Critics of George W. Bush’s proposal to expand the number of Americans with health insurance correctly identify its weak link: a reliance on tax deductions. According to the Kaiser Family Foundation, 43 percent of the 46 million uninsured have no income tax liability. As a result, the White House predicts its proposal will reduce the uninsured by only 7-10 percent.
Hopefully, the critical weakness of the White House health care incentive will open the door to a wider debate about the shortcomings of tax deductions (and credits) overall.
The cost of tax breaks, or as economists now more accurately describe them, “tax expenditures,” is $500 billion to $800 billion a year, roughly 5 percent of the gross domestic product. The vast majority of these tax breaks are inherently unfair. A $1,000 tax deduction might be worth $400 to a wealthy household, $200 to a middle-income household, and not a penny to a poor family. Indeed, 37 percent of all households, home to almost half of all children, have no tax liability.
Why do we skew tax breaks to favor richer people and more profitable businesses? No evidence suggests that they have a higher propensity to engage in socially beneficial behavior. Just ask any waitress or waiter to tell you who tips them better, the wealthy or the working class.
There is a way to avoid incentive inequity. Make the tax incentives refundable tax credits. This is how the earned income tax credit (EITC) works. The government will send you a check even if you pay no taxes. As a result, the EITC is now the largest and arguably by far the most effective anti-poverty initiative.
More typical is our housing tax incentives. For all but the very rich, houses represent the single largest source of lifetime financial savings. The lack of housing, and the resulting lack of savings, is particularly high among blacks and Hispanics. In 2005, government provided $150 billion to homeowners in tax subsidies, but the way the subsidies were structured did little to improve the situation.
Why not replace the housing tax deductions with a level refundable tax credit? It could be revenue neutral by using the current Treasury loss for housing deductions as the cap. Economists Richard Green and Kerry Vandell have examined such a system and predicted it could increase overall home ownership by 3-5 percentage points, and even more impressive, increase home ownership by up to 8 percentage points among the lowest income households.

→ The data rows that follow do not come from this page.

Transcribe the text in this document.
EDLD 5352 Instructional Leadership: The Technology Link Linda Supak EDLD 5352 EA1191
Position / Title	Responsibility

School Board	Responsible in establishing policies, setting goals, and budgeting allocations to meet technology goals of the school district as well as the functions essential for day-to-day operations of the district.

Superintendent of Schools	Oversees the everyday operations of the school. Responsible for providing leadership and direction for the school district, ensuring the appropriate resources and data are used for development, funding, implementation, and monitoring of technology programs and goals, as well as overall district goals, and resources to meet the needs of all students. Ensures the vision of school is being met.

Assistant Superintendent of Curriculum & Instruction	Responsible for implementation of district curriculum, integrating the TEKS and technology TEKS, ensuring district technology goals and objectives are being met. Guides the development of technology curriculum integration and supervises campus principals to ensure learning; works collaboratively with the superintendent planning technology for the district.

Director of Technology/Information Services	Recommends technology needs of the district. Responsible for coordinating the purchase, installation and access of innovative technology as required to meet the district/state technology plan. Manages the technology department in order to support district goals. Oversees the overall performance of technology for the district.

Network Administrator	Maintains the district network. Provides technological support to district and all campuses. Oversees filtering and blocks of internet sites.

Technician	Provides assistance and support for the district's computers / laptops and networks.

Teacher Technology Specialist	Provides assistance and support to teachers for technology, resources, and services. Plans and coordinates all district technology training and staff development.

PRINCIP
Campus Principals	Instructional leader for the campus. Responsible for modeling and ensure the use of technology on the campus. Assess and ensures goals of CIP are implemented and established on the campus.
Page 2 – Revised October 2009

Economists at Brookings and MIT have proposed that we replace the current tax incentives for contributions to retirement plans with a 30 percent government matching contribution. Under this scenario, worker contributions to 401k accounts would no longer be excluded from taxable income. Contributions to IRAs would no longer be tax deductible. Employer contributions to the plan would be taxable, just the way current wages are.
To the federal treasury, the change would be revenue neutral. To the recipient, the tax policy would be a great deal fairer.
As currently designed, tax breaks are not only inequitable. They are inefficient. This is particularly striking with federal renewable energy incentives.
Owners of wind turbines currently qualify for a federal tax credit per kwh generated. But farmers and other rural residents very rarely earn sufficient taxable income to take advantage of this incentive. As a result, to enable “locally owned” wind turbines, which produce the same amount of wind energy while generating a far higher amount of local and regional economic activity, a cumbersome corporate structure is created. The locals become partners with Wall Street or corporate investment firms that take the tax incentives and provide the financing.
If the federal government converted the incentive into a refundable tax credit, the cost to the Treasury would be the same. But 100 percent of the incentive would reach the local owners and the rural development impact would be far greater.
Every legislative session and political campaign is replete with debates about taxes. Tax breaks, on the other hand, largely travel under the radar. With hundreds of billions of dollars on the table, and a demonstrably unfair and inefficient system currently in place, one would hope tax incentives would soon garner the attention they deserve.